Les exportations de mercure sont interdites depuis l’Union européenne depuis 2011. Reste que le vif-argent, connu pour ses effets toxiques sur les reins, les systèmes nerveux, cardiaque, gastrique, hématologique, immunitaire et reproductif, suscite toujours l’intérêt. C’est ce que démontre le bureau européen de l’environnement (EEB), à travers l’exemple d’une entreprise allemande accusée d’avoir illégalement vendu près de 1 000 tonnes de mercure au niveau européen. Un cas d’école qui illustre les lacunes de la Convention de Minamata de 2013. Les délégués des 128 pays qui l’ont signée (23 l’ont ratifiée pour l’heure, le seuil pour son entrée en vigueur est fixé à 50) se réunissent cette semaine en Jordanie.

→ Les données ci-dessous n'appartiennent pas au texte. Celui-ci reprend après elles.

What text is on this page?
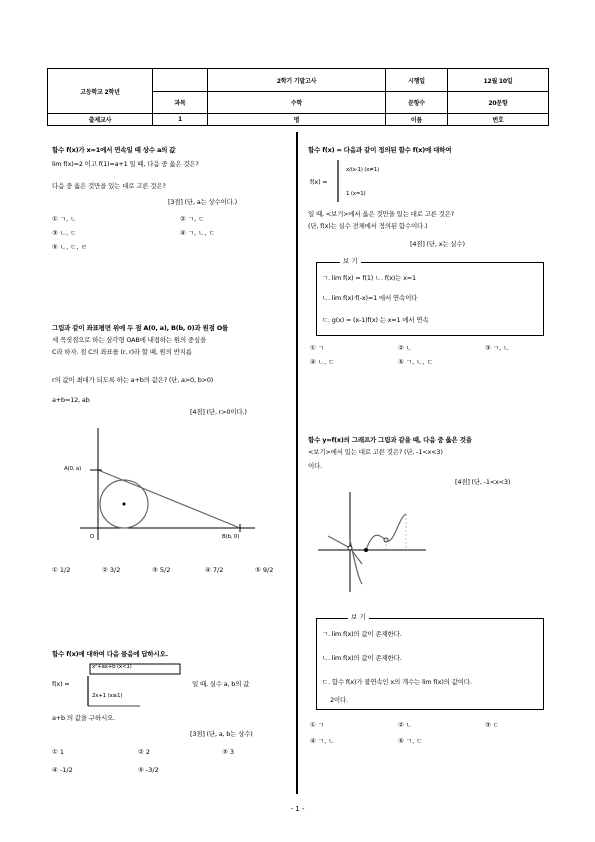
고등학교 2학년
2학기 기말고사	시행일	12월 10일
과목	수학	문항수	20문항
출제교사	1	명	이름	번호
함수 f(x)가 x=1에서 연속일 때 상수 a의 값
lim f(x)=2 이고 f(1)=a+1 일 때, 다음 중 옳은 것은?
다음 중 옳은 것만을 있는 대로 고른 것은?
[3점] (단, a는 상수이다.)
① ㄱ, ㄴ	② ㄱ, ㄷ
③ ㄴ, ㄷ	④ ㄱ, ㄴ, ㄷ
⑤ ㄴ, ㄷ, ㄹ
그림과 같이 좌표평면 위에 두 점 A(0, a), B(b, 0)과 원점 O를
세 꼭짓점으로 하는 삼각형 OAB에 내접하는 원의 중심을
C라 하자. 점 C의 좌표를 (r, r)라 할 때, 원의 반지름
r의 값이 최대가 되도록 하는 a+b의 값은? (단, a>0, b>0)
a+b=12, ab
[4점] (단, r>0이다.)
A(0, a)
B(b, 0)
O
① 1/2	② 3/2	③ 5/2	④ 7/2	⑤ 9/2
함수 f(x)에 대하여 다음 물음에 답하시오.
f(x) =
x²+ax+b (x<1)
2x+1 (x≥1)
일 때, 실수 a, b의 값
a+b 의 값을 구하시오.
[3점] (단, a, b는 상수)
① 1	② 2	③ 3
④ -1/2	⑤ -3/2
함수 f(x) = 다음과 같이 정의된 함수 f(x)에 대하여
f(x) =
x/(x-1) (x≠1)
1 (x=1)
일 때, <보기>에서 옳은 것만을 있는 대로 고른 것은?
(단, f(x)는 실수 전체에서 정의된 함수이다.)
[4점] (단, x는 실수)
보 기
ㄱ. lim f(x) = f(1) ㄴ. f(x)는 x=1
ㄴ. lim f(x)·f(-x)=1 에서 연속이다
ㄷ. g(x) = (x-1)f(x) 는 x=1 에서 연속
① ㄱ	② ㄴ	③ ㄱ, ㄴ
④ ㄴ, ㄷ	⑤ ㄱ, ㄴ, ㄷ
함수 y=f(x)의 그래프가 그림과 같을 때, 다음 중 옳은 것을
<보기>에서 있는 대로 고른 것은? (단, -1<x<3)
이다.
[4점] (단, -1<x<3)
보 기
ㄱ. lim f(x)의 값이 존재한다.
ㄴ. lim f(x)의 값이 존재한다.
ㄷ. 함수 f(x)가 불연속인 x의 개수는 lim f(x)의 값이다.
2이다.
① ㄱ	② ㄴ	③ ㄷ
④ ㄱ, ㄴ	⑤ ㄱ, ㄷ
- 1 -
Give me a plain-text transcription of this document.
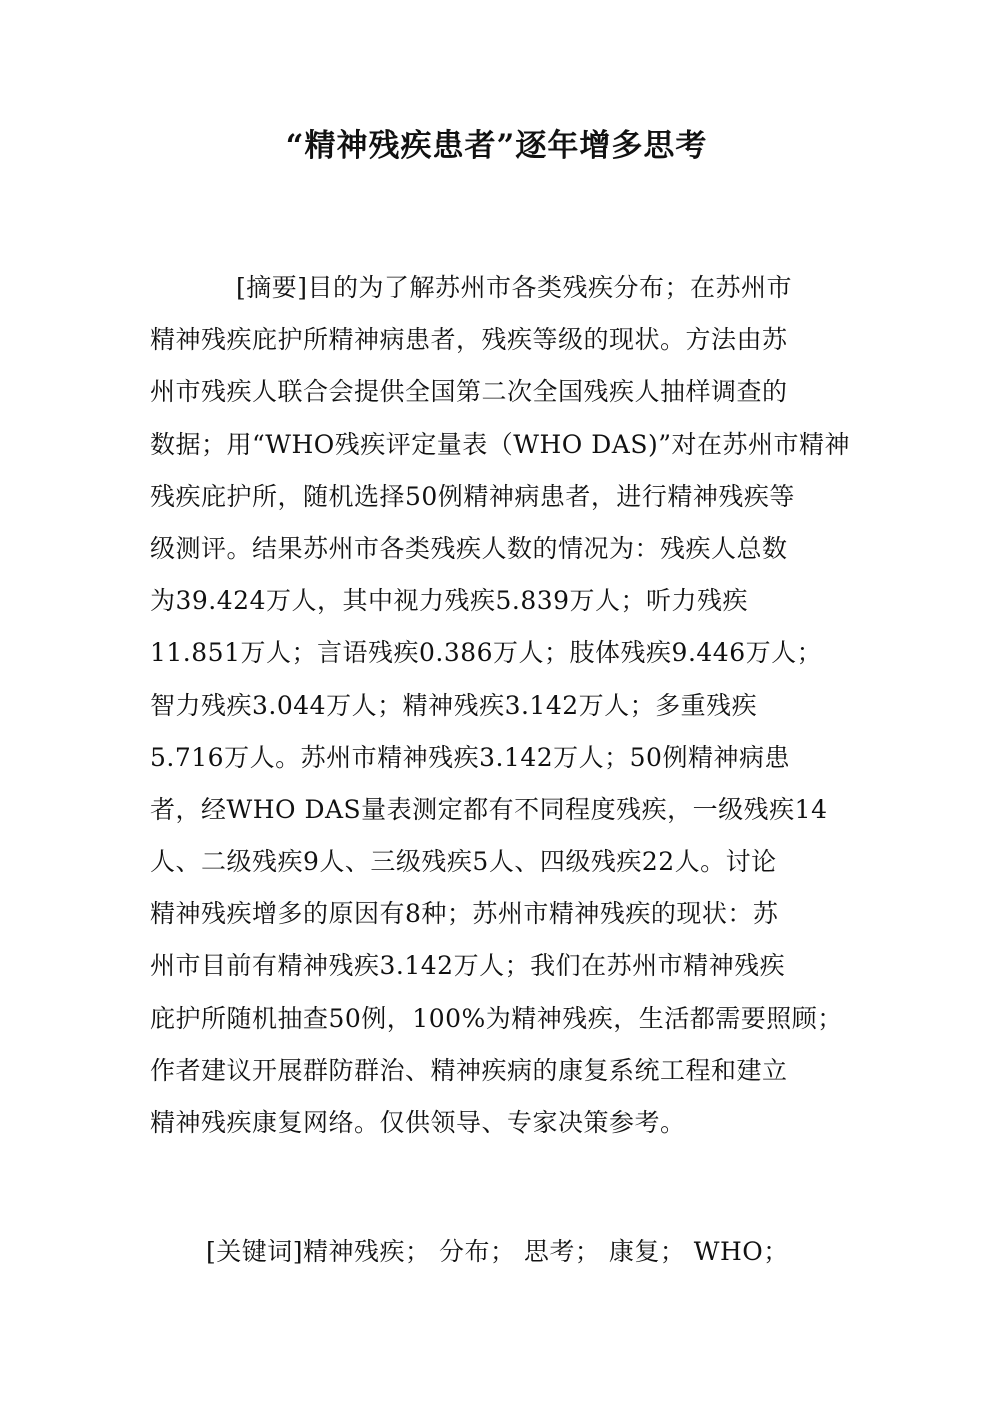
“精神残疾患者”逐年增多思考
[摘要]目的为了解苏州市各类残疾分布；在苏州市
精神残疾庇护所精神病患者，残疾等级的现状。方法由苏
州市残疾人联合会提供全国第二次全国残疾人抽样调查的
数据；用“WHO残疾评定量表（WHO DAS)”对在苏州市精神
残疾庇护所，随机选择50例精神病患者，进行精神残疾等
级测评。结果苏州市各类残疾人数的情况为：残疾人总数
为39.424万人，其中视力残疾5.839万人；听力残疾
11.851万人；言语残疾0.386万人；肢体残疾9.446万人；
智力残疾3.044万人；精神残疾3.142万人；多重残疾
5.716万人。苏州市精神残疾3.142万人；50例精神病患
者，经WHO DAS量表测定都有不同程度残疾，一级残疾14
人、二级残疾9人、三级残疾5人、四级残疾22人。讨论
精神残疾增多的原因有8种；苏州市精神残疾的现状：苏
州市目前有精神残疾3.142万人；我们在苏州市精神残疾
庇护所随机抽查50例，100%为精神残疾，生活都需要照顾；
作者建议开展群防群治、精神疾病的康复系统工程和建立
精神残疾康复网络。仅供领导、专家决策参考。
[关键词]精神残疾； 分布； 思考； 康复； WHO；
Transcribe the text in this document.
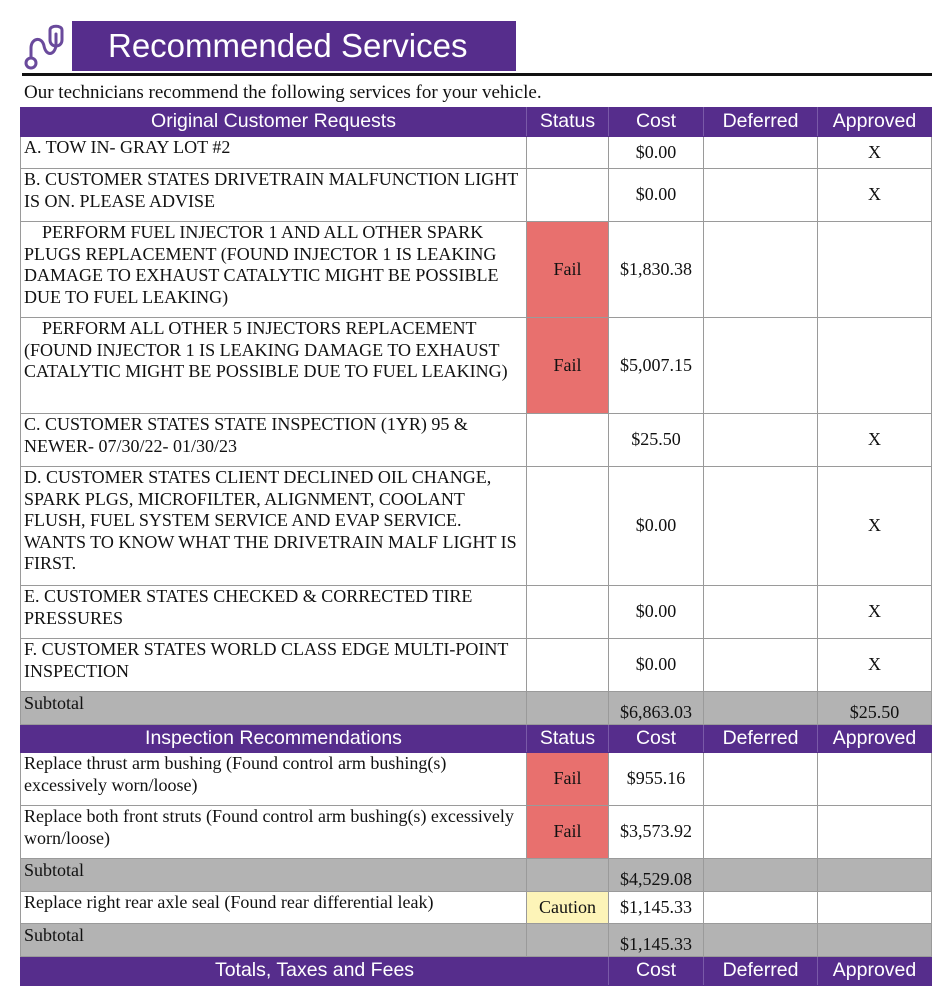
Recommended Services
Our technicians recommend the following services for your vehicle.
Original Customer Requests	Status	Cost	Deferred	Approved
A. TOW IN- GRAY LOT #2		$0.00		X
B. CUSTOMER STATES DRIVETRAIN MALFUNCTION LIGHT IS ON. PLEASE ADVISE		$0.00		X

PERFORM FUEL INJECTOR 1 AND ALL OTHER SPARK PLUGS REPLACEMENT (FOUND INJECTOR 1 IS LEAKING DAMAGE TO EXHAUST CATALYTIC MIGHT BE POSSIBLE DUE TO FUEL LEAKING)	Fail	$1,830.38		

PERFORM ALL OTHER 5 INJECTORS REPLACEMENT (FOUND INJECTOR 1 IS LEAKING DAMAGE TO EXHAUST CATALYTIC MIGHT BE POSSIBLE DUE TO FUEL LEAKING)	Fail	$5,007.15		
C. CUSTOMER STATES STATE INSPECTION (1YR) 95 & NEWER- 07/30/22- 01/30/23		$25.50		X
D. CUSTOMER STATES CLIENT DECLINED OIL CHANGE, SPARK PLGS, MICROFILTER, ALIGNMENT, COOLANT FLUSH, FUEL SYSTEM SERVICE AND EVAP SERVICE. WANTS TO KNOW WHAT THE DRIVETRAIN MALF LIGHT IS FIRST.		$0.00		X
E. CUSTOMER STATES CHECKED & CORRECTED TIRE PRESSURES		$0.00		X
F. CUSTOMER STATES WORLD CLASS EDGE MULTI-POINT INSPECTION		$0.00		X
Subtotal		$6,863.03		$25.50
Inspection Recommendations	Status	Cost	Deferred	Approved
Replace thrust arm bushing (Found control arm bushing(s) excessively worn/loose)	Fail	$955.16		
Replace both front struts (Found control arm bushing(s) excessively worn/loose)	Fail	$3,573.92		
Subtotal		$4,529.08		
Replace right rear axle seal (Found rear differential leak)	Caution	$1,145.33		
Subtotal		$1,145.33		
Totals, Taxes and Fees		Cost	Deferred	Approved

Du mercure déguisé en déchet

Cette entreprise allemande de traitement des déchets, aujourd’hui disparue, aurait «déguisé le mercure en déchet et exporté au moins 500 tonnes vers la Suisse, la Grèce, les Pays-Bas». À quelles fins a été acheté ce mercure, vraisemblablement issu de l’industrie chimique (notamment employé pour produire du chlore et de la soude par électrolyse)? «Les autorités ne savent toujours pas où le mercure est passé, mais il est évident que la plupart des pays destinataires ont des liens commerciaux avérés avec des pays où l’on pratique l’orpaillage artisanal, à petite échelle. Une industrie qui rejette directement le mercure dans l’environnement, exposant aussi les mineurs et leurs familles à ce dangereux neurotoxique», détaille l’EEB.

>> Lire : Des groupes écologistes appellent à l’étiquetage du taux de mercure des produits de la pêche

Un système de suivi

L’ONG plaide pour que l’Union européenne procède à un retour d’expérience sur les années qui viennent de s’écouler et modifie la réglementation. «Nous demandons à l’UE de mettre en place un système de suivi de ce commerce, pour enregistrer les exportations et les importations vers et au départ de l’Union, à l’intérieur des États membres et également au sein du secteur industriel», explique Elena Lymberidi-Settimo, en charge à l’EEB du programme ‘zéro mercure’. Car quantité de pays ne procèdent à aucun suivi des stocks de mercure, ce qui favorise la contrebande. L’efficacité de la Convention implique, selon l’EEB, de suivre en temps réel la production et la vente du mercure pour bien comprendre la situation des stocks et en réduire la quantité.